= Ursula Huth =

German glass sculptor

Ursula Huth (born September 29, 1952 in Ulm, West Germany) is a German glass sculptor and stained-glass artist. Installations she has made of Pate de verre, sculptures and glass panels are presented worldwide.

== Life ==
Ursula Huth grew up with three siblings in Laupheim, Germany. At the age of 16, she taught herself on the enamelling technique. First, she concentrated on the design with clear enamels. From 1972 until 1979, she studied painting and glass design at State Academy of Fine Arts, Stuttgart (Germany) under H.G. von Stockhausen as well as Art History at Stuttgart University.
It was Stockhausen who introduced the material glass to her, prompting her to say "There I could bring my enamels out of the cellar into the light." She experienced the dissolution of the traditional linkage between stained glass and architecture in favour of the ‘autonomous panel’.

After she finished her studies the Studio Glass Movement reached Europe. A scholarship of the DAAD (German Academic Exchange Service) made it possible for her to pursue her study from 1980 until 1982 at Rhode Island School of Design in Providence and she graduated with a Master in Fine Arts. There Dale Chihuly had been in charge of its glass program for ten years. Ursula Huth learned how to handle hot glass. Later on she taught at the Pilchuck Glass School.

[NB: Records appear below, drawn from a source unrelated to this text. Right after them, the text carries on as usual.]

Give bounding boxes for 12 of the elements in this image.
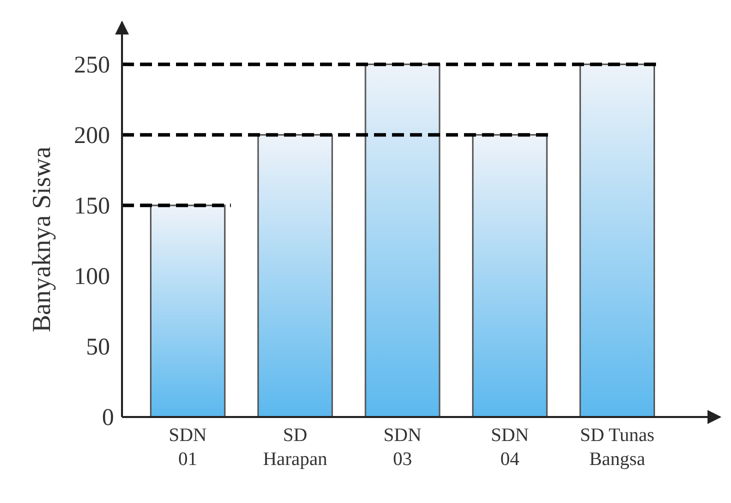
y-tick-label: 50 <box>86 334 110 360</box>
x-tick-label: SDN 03 <box>383 425 422 470</box>
y-tick-label: 200 <box>74 122 110 149</box>
x-tick-label: SDN 04 <box>490 425 530 470</box>
y-tick-label: 100 <box>74 264 110 290</box>
y-axis-title: Banyaknya Siswa <box>27 146 56 332</box>
y-tick-label: 0 <box>102 405 114 431</box>
x-tick-label: SD Harapan <box>262 425 328 470</box>
y-tick-label: 250 <box>74 52 110 78</box>
y-tick-label: 150 <box>74 193 110 220</box>
x-tick-label: SD Tunas Bangsa <box>580 425 654 470</box>
x-tick-label: SDN 01 <box>168 425 208 470</box>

Influenced by the American Studio Glass Movement Huth creates sculptures made of glass in technical diversity by using pictorial and graphic instruments. Already, during the late 1970s, the compositions deviate from the strong scheme to a free split of space with a spontaneous transformation, amongst others through etching, engraving, sandblasting as well as black and coloured enamels. Coincidental an approach takes place to graphic themes which symbolically recur and are completed by further archaic symbols and naive appearing scribbles.

Huth studied with Chihuly at the Rhode Island School of Design, fusing images on glass and experimenting with pate-de-verre techniques. Eventually developing her stained glass technique with designs that look as though they are drawn freehand, balanced with the control needed to work with the glass.

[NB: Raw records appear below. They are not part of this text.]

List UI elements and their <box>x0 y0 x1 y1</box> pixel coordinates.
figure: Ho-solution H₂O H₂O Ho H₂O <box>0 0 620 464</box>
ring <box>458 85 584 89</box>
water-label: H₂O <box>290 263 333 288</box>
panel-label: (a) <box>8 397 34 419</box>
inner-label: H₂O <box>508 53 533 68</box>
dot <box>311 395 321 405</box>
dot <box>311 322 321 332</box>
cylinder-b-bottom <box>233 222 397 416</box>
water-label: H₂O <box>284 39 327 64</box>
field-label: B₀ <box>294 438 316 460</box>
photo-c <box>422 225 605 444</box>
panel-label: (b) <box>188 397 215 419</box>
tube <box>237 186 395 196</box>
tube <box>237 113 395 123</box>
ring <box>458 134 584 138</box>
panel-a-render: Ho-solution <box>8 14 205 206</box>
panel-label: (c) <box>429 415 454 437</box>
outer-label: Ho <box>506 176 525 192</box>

For her pictures, Ursula Huth uses multiple flashed glass, which is made especially in the Glass factory Lamberts in Waldsassen (Germany) according to her requirements.

Her work as an artist is inspired by several trips and work studies to India, Indonesia, Japan and Nepal. There she faced traditional work and tried ancient techniques. All those experiences are still part of today's work.

Since 1994, Ursula Huth is married to Christoph Klett, who is also an artist. She is living and working in Tübingen (Germany).

== Lectureships ==
Since 1979 until today, Ursula Huth has taught at professional schools and universities. That function led her to Australia, Belgium, France, Great Britain, India, Ireland, Japan, Scotland, Switzerland, Ukraine, and to the United States.

== Awards ==
- 1980 Jugendkunstpreis der Stadt Ulm
- 1980 DAAD scholarship for one-year study in the US
- 1981 International Peace Scholarship, Iowa, USA
- 1985 The 2nd Coburger Glaspreis, Special Prize
- 1991 Württembergische Kunststiftung
- 1991 Moments of Shelter
- 1994 Rakow Commission Award, Corning Museum of Glass, Upstate New York, United States
- 2004 Kyohei Fujita Prize, International Glass Exhibition Kanazawa, Japan

== Exhibitions, selection ==
Since 1980 until today works of Ursula Huth were presented in almost 100 exhibitions in Germany, Europe, United States and Japan. Galleries and museums all over the world are showing her works in their collections.